Si alguien tiene una extensa colección de fotografías de la Compañía es mi amiga Elba, pues rara vez le privo de recibir una cuando los pies me encaminan hacia esa calle de paso y de pasos. Estas dos que me sirven de pórtico del invierno que hoy se estrena, sin embargo, tomadas el último domingo y el último martes de este otoño, me las había guardado para mí, pensando quizá en que me inspirasen algunas palabras en este tiempo de tantas palabras vacías, porque la Navidad no la sabemos reconocer en su esencia de silencio, por muy polifónica que suene su belleza.
Más perdida parece la batalla de la luz, sumergida la timidez del adviento, el de una vela cada domingo lentamente hasta completar la corona, en el océano de las luminarias, sostenibles y concienciadas ellas, que se prenden cuando todavía nadie ha sido capaz de prepararse para acoger un signo tan hermoso. Destellos por los que aguardar turnos y recorrer kilómetros, para asombrarse sin darnos cuenta de ese otro asombro escondido, el de la llama tan débil que parece tambalearse y tan fuerte para ser, esa sí, luz en medio de la oscuridad, claridad rodeada de tinieblas, lo diferente en contraste con lo monótono.

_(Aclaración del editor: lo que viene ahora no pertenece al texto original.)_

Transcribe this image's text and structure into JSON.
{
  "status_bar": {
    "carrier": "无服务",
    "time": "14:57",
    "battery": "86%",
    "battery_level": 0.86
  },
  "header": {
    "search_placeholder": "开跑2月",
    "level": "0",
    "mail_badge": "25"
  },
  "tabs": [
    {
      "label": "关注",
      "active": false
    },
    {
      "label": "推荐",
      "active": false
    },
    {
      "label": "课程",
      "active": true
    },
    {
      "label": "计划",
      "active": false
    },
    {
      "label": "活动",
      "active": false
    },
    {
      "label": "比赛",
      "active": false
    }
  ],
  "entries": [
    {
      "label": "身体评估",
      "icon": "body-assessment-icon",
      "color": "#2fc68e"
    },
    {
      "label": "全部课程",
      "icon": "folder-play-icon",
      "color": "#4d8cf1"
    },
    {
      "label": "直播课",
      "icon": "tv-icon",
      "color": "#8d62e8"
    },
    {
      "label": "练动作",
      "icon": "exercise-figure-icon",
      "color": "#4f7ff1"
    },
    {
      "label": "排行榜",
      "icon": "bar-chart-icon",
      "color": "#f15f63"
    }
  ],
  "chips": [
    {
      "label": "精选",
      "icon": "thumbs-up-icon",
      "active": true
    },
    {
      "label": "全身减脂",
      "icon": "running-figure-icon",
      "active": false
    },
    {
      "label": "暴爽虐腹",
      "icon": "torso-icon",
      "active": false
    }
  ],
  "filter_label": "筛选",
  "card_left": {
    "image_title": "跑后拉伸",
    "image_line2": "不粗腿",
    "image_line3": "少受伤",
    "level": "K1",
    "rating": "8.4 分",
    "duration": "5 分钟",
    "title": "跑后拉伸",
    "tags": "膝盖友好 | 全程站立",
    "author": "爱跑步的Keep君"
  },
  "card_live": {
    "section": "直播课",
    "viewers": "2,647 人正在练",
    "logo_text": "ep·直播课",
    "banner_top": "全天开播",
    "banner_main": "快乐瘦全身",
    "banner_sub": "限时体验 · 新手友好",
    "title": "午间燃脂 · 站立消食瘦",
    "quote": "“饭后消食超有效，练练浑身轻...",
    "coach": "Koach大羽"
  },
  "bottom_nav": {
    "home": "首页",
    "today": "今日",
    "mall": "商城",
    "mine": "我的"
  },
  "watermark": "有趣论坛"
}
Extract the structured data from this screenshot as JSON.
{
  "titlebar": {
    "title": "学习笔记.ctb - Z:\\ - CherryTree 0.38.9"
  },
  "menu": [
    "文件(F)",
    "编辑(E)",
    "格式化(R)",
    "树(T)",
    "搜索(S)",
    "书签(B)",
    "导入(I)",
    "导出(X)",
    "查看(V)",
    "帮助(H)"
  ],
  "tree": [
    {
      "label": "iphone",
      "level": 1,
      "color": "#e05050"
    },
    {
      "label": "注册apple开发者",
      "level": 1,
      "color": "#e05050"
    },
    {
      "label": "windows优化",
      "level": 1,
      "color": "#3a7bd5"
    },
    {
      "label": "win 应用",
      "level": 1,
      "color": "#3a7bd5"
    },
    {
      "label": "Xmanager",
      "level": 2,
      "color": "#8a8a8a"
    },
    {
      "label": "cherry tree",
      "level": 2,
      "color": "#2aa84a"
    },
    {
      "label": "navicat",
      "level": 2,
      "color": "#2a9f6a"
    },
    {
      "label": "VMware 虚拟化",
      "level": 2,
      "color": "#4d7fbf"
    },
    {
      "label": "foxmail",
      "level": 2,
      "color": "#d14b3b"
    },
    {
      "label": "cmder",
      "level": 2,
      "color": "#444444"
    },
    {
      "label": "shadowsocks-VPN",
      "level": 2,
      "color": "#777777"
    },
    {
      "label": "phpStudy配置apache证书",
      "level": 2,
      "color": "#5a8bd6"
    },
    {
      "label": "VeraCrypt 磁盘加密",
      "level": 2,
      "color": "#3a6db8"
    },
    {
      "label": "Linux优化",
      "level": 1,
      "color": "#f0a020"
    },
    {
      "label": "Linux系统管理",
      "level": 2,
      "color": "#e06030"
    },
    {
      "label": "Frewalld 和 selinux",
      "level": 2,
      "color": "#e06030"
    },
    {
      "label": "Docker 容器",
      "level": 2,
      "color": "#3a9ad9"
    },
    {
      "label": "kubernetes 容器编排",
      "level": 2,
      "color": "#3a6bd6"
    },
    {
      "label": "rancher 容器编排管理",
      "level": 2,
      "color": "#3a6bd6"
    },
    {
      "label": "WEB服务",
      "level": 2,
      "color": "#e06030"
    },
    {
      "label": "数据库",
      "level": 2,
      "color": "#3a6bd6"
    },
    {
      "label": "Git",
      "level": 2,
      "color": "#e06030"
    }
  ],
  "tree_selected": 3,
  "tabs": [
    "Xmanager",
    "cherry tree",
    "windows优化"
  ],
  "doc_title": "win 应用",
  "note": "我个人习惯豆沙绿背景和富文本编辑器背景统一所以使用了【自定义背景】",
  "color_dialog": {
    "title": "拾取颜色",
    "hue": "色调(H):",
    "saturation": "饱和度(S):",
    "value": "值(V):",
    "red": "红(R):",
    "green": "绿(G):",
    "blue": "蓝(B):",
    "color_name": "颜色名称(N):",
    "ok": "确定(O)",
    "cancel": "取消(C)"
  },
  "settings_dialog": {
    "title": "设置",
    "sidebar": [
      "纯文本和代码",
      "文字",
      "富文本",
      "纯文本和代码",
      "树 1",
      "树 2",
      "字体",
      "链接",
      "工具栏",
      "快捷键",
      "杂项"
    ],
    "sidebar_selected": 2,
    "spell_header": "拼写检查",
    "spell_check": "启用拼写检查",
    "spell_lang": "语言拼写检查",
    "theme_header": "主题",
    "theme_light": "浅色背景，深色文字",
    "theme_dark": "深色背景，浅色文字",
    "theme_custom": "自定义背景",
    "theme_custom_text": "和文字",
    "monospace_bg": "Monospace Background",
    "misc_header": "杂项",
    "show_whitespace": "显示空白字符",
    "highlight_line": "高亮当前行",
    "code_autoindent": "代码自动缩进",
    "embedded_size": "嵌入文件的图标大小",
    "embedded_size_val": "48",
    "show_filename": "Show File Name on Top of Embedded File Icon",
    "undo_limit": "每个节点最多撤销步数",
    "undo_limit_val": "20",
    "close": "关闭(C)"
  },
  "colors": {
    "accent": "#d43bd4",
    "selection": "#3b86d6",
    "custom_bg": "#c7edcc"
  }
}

Es la luz sin prisa la que se enciende, cada día, a su hora. La que el cielo marca, la que la mano humana señala siempre que antes se haya fijado en él. La luz sin prisa que el sol arroja sobre la piedra, que hace de cada fotografía según el momento de la jornada y el transcurrir de las estaciones una pieza única, también para los que, sin técnica, nos aferramos al ejercicio de pararnos para mirar, que no deja de ser otro combate contra la prisa, en el que disciplinarse para dominarla.

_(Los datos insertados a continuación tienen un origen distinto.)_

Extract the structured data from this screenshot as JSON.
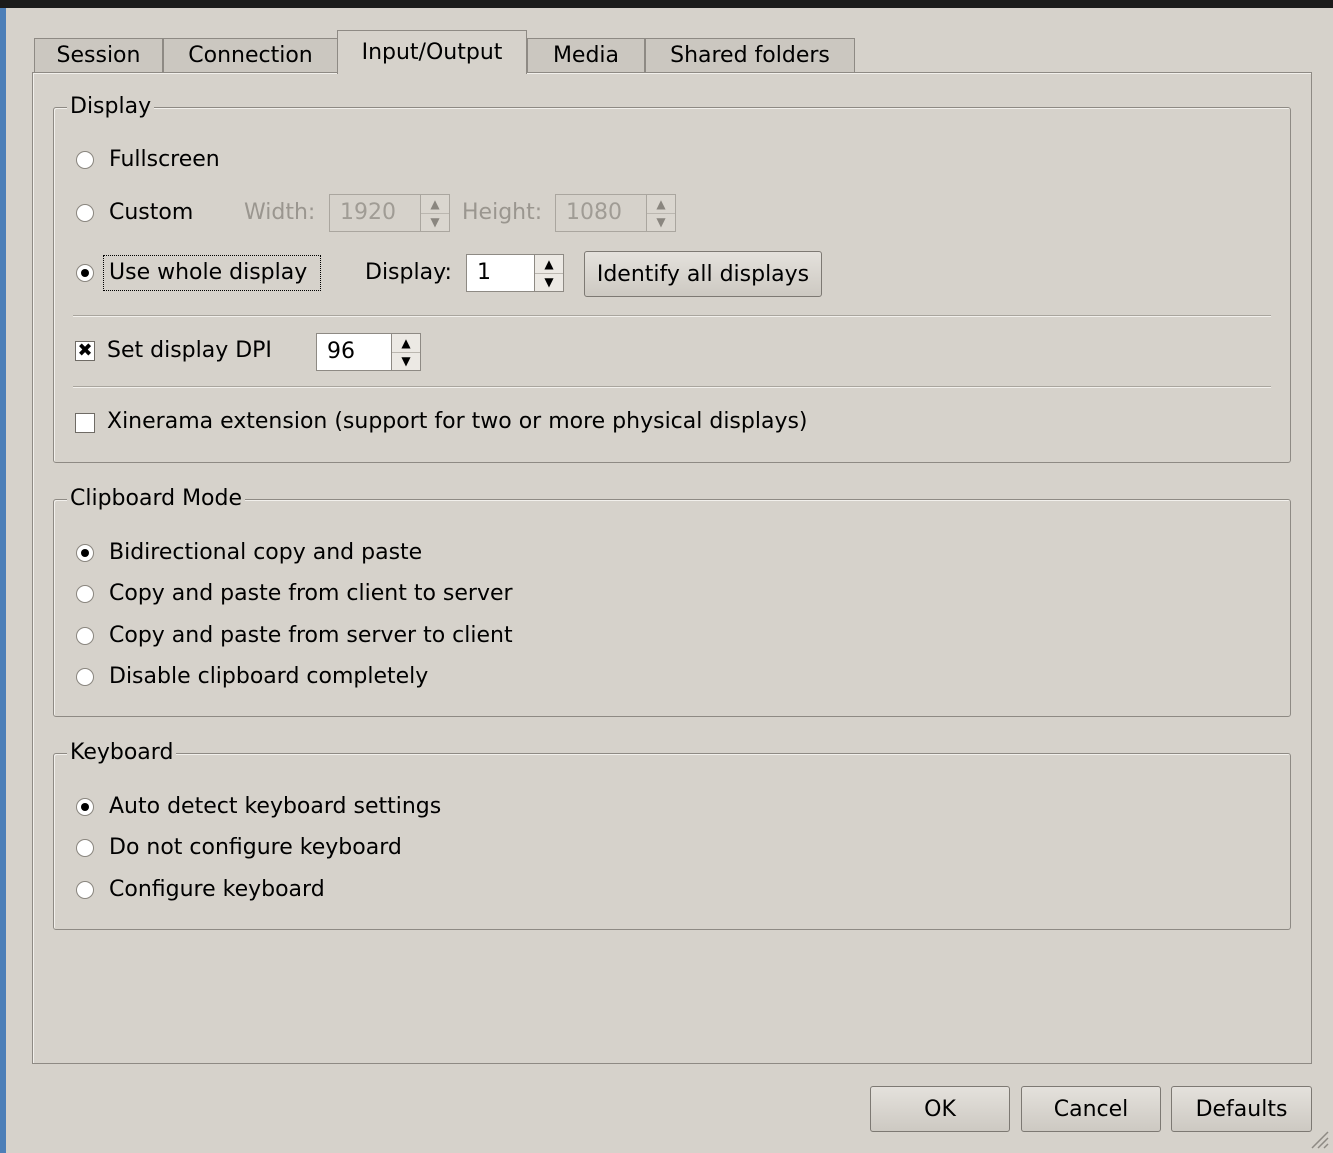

En la luz sin prisa hasta la urraca se posa, y le hace a uno canturrear por dentro que todo es blanco y negro, el color de mi vida, fantasear con que la traten de doña entre los de su familia de los córvidos, y preguntar el nombre linneano al volver a casa: “Ah sí, Pica pica”, como los polvos.
Con la luz sin prisa hace cola la noche esperando suceder al día que nunca sabremos, que jamás supimos, que es subida y bajada por Compañía, ida y venida de nuestras prisas pendientes de dominar, necesitadas de una mirada paciente, de una esperanza cierta, de un adviento al que le queda sólo una vela por encender.
Luz sin prisa es la que el farol comparte cuando el ocaso hace hueco a la muerte para recordarle que ella no tiene la última palabra ni le corresponde tampoco el último silencio, que en el tronco verde de una cruz los brazos que se han abierto son los de la Vida, encarnada desde un pesebre hasta el infinito de la eternidad. Spes.